There was also the little matter of East St. Louis, Illinois. The crime situation on that side of the river had gotten out of hand. It was, to be sure, common knowledge that under Jammu’s administration the city of St. Louis had grown markedly less hospitable to bookies, pimps, narcotics dealers and their victims, and that some of these individuals had moved east. The Globe-Democrat had printed an editorial lamenting the deterioration of law and order in East St. Louis (not that law and order had ever been that municipality’s long suit) and expressing the hope that those people might at last find the courage to face up to their very real problems. But no Globe reporter had actually seen the situation firsthand. Nor had any other reporters. People who went to East St. Louis often got shot, and this was a risk that members of the Missouri journalistic community were in no special hurry to take. Illinois was a totally different state, after all. An investigation could wait until after the election on the western side of the river had been covered and analyzed.

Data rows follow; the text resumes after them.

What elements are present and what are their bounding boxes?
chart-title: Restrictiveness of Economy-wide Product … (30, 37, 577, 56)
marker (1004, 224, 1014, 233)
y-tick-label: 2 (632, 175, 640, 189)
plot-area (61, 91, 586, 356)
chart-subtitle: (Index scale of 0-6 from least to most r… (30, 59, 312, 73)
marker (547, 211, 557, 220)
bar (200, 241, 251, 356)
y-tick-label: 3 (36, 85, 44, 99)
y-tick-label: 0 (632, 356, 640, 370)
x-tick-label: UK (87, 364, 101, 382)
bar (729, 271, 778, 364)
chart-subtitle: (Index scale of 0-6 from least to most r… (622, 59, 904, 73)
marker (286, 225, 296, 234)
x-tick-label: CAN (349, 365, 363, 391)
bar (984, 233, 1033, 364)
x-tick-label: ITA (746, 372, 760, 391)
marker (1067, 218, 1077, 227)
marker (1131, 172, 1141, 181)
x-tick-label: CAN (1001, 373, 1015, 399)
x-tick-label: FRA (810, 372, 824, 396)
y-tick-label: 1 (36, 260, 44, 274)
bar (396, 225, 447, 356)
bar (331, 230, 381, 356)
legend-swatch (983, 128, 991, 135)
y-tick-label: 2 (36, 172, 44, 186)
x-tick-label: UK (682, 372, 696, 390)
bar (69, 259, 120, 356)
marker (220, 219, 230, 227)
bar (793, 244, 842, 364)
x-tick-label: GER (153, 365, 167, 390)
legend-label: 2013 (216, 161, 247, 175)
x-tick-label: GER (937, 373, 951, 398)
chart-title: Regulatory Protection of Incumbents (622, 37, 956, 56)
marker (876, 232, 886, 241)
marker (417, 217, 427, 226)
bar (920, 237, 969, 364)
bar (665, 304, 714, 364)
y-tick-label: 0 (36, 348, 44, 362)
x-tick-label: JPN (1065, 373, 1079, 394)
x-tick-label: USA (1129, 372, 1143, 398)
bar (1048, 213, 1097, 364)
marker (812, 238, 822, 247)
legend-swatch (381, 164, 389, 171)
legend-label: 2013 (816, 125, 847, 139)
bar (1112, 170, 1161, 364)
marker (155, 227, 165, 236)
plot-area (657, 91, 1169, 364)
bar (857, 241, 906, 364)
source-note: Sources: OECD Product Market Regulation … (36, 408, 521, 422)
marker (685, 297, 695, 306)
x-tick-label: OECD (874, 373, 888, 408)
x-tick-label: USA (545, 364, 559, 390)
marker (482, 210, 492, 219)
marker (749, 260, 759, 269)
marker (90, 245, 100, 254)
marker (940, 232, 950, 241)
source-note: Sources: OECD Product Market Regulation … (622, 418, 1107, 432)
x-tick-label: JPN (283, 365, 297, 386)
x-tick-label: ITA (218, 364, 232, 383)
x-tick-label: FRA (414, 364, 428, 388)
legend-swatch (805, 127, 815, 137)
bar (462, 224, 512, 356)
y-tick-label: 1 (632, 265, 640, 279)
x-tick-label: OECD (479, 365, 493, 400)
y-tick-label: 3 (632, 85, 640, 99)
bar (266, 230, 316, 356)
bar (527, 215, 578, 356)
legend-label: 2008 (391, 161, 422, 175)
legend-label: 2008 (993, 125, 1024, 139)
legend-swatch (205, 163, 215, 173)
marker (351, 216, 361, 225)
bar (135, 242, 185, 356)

There were other matters. Acting on a tip from a Washington University professor of law, a researcher at KSLX-TV had turned up a slight constitutional hitch in the real-estate transactions tax approved by city voters in November. The law apparently could, if challenged, be struck down by an unsympathetic court — for instance, by the conservative Missouri State Supreme Court. But no KSLX reporters were willing to write the information into a story. And when the researcher thereupon wrote it up herself, station executives close to general manager James Hutchinson delayed its airing for more than a week, penciling it in for broadcast on Tuesday, after the polls closed.